Od 16 roku życia związany z Manchesterm United,zadebiutował krótko po swoich 17 urodzinach w ligowym meczu z Evertonem,ma 34 lata.Zdobył z United 10 razy mistrzostwo Anglii, dwukrotnie Puchar Ligii Angielskiej, 4 krotnie Puchar Anglii i 2 razy Puchar Europy, ma za sobą 770 występów w Manchesterze.Podziwiany przez młodzież, przez wszystkich w świecie Futbolowym jest uznawany za jednego z najlepszych piłkarzy w Historii, w barwach Manchesteru rozegrał 770 spotkań w których zawsze dawał z siebie wszystko i z pewnością będzie tych spotkań więcej, o kim mowa? mowa tu o ''żywej legendzie'' ,,Czerwonych Diabłów''' Rayanie Giggsie.
Tuż przed setnym występem w Lidze Mistrzów, Ferguson powiedział:
"To jest dla niego wielkie osiągnięcie, a my wszyscy jesteśmy z tego dumni. Według mnie patrząc na całą karierę Giggsa - można nazwać go piłkarzem doskonałym.

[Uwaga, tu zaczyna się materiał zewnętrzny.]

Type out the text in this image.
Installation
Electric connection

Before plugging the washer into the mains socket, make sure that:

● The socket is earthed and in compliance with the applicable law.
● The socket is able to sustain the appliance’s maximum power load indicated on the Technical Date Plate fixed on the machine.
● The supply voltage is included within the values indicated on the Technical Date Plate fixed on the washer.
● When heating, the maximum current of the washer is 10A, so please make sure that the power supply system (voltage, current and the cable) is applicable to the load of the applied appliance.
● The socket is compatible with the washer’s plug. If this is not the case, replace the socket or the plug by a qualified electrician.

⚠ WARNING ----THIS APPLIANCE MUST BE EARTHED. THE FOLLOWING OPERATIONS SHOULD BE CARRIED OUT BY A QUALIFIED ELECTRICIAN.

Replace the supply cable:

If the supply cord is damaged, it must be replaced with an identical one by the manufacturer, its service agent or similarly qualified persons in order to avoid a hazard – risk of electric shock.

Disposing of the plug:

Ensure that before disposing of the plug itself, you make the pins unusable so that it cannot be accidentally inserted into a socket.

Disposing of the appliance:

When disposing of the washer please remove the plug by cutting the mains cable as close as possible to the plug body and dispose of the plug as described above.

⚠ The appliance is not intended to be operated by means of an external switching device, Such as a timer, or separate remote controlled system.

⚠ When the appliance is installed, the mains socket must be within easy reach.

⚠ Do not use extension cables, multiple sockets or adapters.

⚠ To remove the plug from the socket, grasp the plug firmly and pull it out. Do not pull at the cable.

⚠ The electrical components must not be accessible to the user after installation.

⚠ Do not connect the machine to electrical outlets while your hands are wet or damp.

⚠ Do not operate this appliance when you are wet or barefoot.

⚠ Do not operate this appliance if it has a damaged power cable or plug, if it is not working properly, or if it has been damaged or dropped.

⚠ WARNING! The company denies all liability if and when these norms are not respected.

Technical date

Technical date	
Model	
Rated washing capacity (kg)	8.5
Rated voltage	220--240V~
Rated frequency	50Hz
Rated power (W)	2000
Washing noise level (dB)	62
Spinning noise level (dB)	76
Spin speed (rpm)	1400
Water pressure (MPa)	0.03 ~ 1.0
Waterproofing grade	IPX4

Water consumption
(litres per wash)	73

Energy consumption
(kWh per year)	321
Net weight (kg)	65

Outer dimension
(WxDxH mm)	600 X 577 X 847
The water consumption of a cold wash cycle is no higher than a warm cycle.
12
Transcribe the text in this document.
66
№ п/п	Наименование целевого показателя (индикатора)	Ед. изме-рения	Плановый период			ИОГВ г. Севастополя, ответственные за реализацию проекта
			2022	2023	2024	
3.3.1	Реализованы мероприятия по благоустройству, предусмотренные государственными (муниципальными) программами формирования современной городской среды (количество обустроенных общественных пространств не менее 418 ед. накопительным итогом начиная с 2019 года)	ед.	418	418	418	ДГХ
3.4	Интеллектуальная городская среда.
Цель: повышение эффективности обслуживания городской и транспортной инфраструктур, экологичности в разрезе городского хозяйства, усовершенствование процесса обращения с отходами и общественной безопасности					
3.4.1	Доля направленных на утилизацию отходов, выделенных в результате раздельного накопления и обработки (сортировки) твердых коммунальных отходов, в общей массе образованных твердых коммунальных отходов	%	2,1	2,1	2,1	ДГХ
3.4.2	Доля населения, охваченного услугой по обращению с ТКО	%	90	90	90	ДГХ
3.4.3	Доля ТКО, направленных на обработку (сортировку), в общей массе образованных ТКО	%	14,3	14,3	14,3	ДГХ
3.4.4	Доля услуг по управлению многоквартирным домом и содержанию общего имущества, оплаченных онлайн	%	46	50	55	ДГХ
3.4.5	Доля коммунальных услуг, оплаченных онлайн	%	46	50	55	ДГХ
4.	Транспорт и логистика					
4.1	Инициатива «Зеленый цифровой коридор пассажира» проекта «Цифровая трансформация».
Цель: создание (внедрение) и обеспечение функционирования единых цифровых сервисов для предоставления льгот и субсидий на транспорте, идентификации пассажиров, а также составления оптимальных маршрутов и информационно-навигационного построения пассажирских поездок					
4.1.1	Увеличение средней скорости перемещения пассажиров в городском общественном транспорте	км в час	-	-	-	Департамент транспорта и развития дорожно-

Przez te 770 występów Walijczyk zaliczał fantastyczne spotkania w których był klasą samą dla siebie, w których zostawał bohaterem.Jednym z najbardziej, ba! jak nie najbardziej pamiętną bramką strzeloną przez Giggsa jest bramka z 1999 roku w półfinale Pucharu Anglii przeciwko Arsenalowi,gdzie przejął piłkę na własnej połowie popędził z nią na bramkę rywali mijajac przy tym 4 zawodników Arsenalu i potężnym strzałem pod poprzeczkę nie dał szans bramkarzowi.Warto przypomnieć iż był to gol na wagę awansu a United grali w ''10''.
W klasyfikacji występów w koszulce Manchesteru pobił samego Charltona ten ''magiczny'' momęt dla Walijczyka nastąpił podczas finału Ligi Mistrzów podczas rywalizacji z Chelsea.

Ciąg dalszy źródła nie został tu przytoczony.